In Reply to: marijuana addiction posted by K on November 11, 2000 at 23:25:13:

: Hey,
: I'm having a very hard time. About 6 months ago, I quit smoking pot. I'd smoked everyday for 2-3 years. Always had some probs w/ substances -- alcohol, prescrip drugs, but nothing that grabbed me the way pot did. In the last 6 months, I've smoked pot twice. Once about 3 months ago, and then again last night. I feel like an afterschool special -- pot does make the world go color for me, it does feel like a best friend. 3 months ago after I did it, I mourned not being able to do pot again. It was patehetic -- wrote poems, cried. I mean I feel like I'm losing the only thing that has been there through the worst part of my life. The ONLY thing that makes me feel better. I felt so alive last night. Estatic when I smoked. But at the same time I felt intense despair. Pot for me is the uniting of the two. I have to stop. I am so scared I'm going to spiral and use it again. I don't know if I can commit to stopping. I thought I could, but now I'm not so sure. I can't get into the 12 step thing b/c the higher power thing throws me off. I can't get past it. I'm just not too sure about the higher power thing. What can I do to help myself? I feel so isolated and downright foolish about all of it. Here I have a Masters degree. Yet, here I am feeling all gooey about pot! Ugh! Help! I have so much to lose if I go back to that lifestyle, but I'm ashamed to say, it is sooooo tempting. I'm in counseling, but I just don't know. Something's not working. I've developed better coping mechanisms, blah, blah, blah, but when things got really crappy, and I felt like it was all falling apart. So I smoked, I planned on smoking. I kept on putting it off, hoping at some point I just wouldn't want it anymore. Made lists of why I don't want to use pot. But I still did it.
: K

Dear K,

It's like looking at a mirror of my story, and so many others on this board. It's hard to believe that you've gotten addicted, and rely upon something that's "supposed" to be a non-addictive, safe drug, right? Well, welcome to the club. My story is posted througout this board. My husband and I were smokers for 20 years, and have recently been trying (not totally sucessfully), to quit. We've slipped up twice in our 2 1/2 month sobriety.

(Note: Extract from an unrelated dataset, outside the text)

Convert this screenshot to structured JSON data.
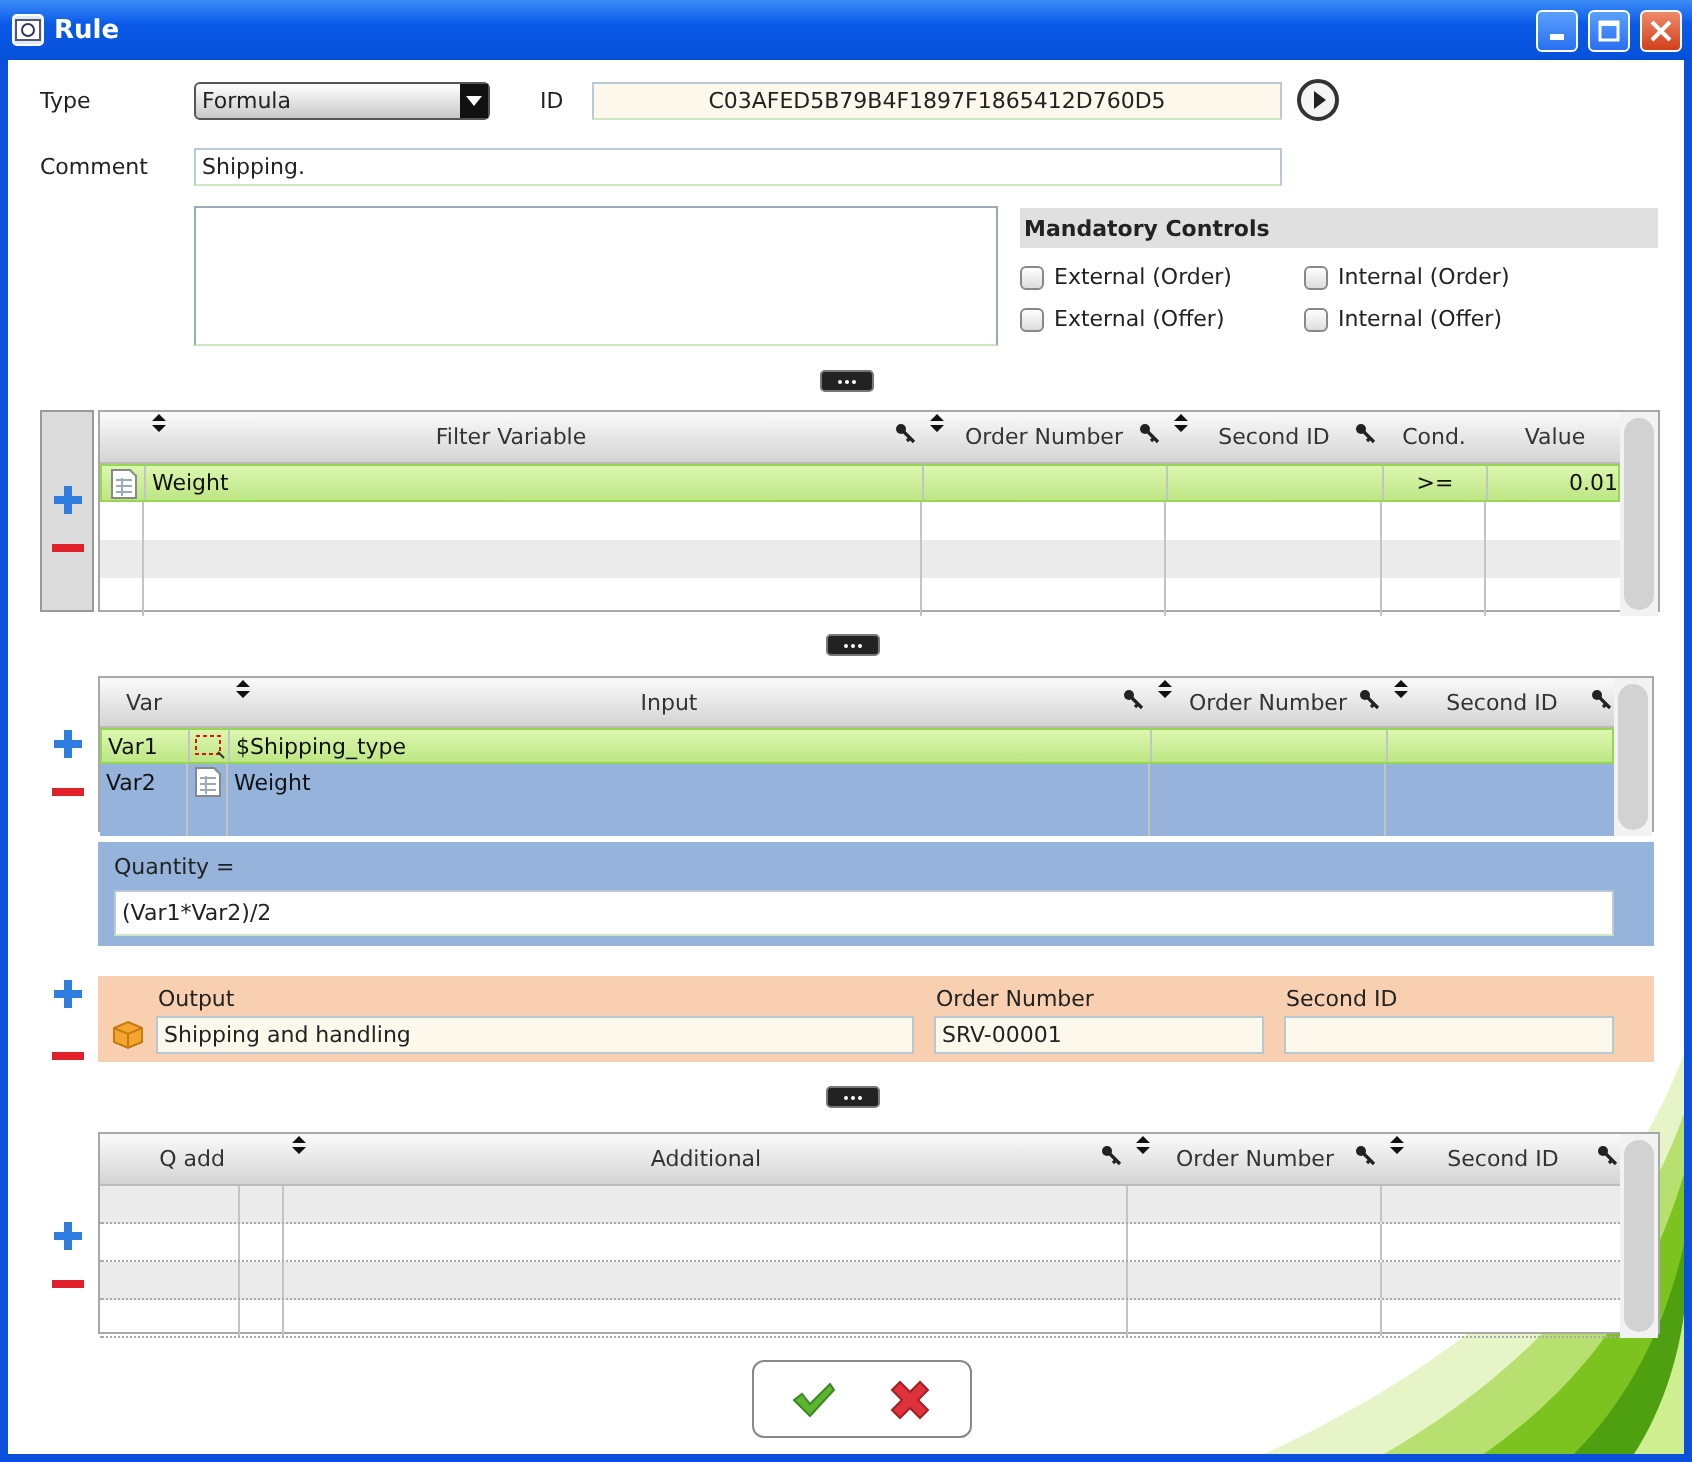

I'll bet I can read your mind - you think that pot is your reward for working/doing dishes/vacumming/etc. It's your little time to catch a buzz, and feel that relaxed, euphoric feeling. You tell yourself - "Hey - I deserve it". "I'm not hurting anyone". "At least I'm not an alcoholic, like some people". I bet now you are really scared that you can't live your life right unless you get to catch that buzz. Getting high seems normal, and being straight feels like hell. Like it's a bigger reality, and you'd rather not face it. I, too, avoided NA because of the God thing. I'm agnostic. So, we're trying to get by one day at a time, and we hope it gets easier for us.

There is NEVER going to come a time when you "just don't want it anymore". It ain't gonna happen, trust me. Try your best to quit now, no matter what method you choose. It'll eat up your money, your perception of your life, and possibly, your self-esteem. Good luck to you!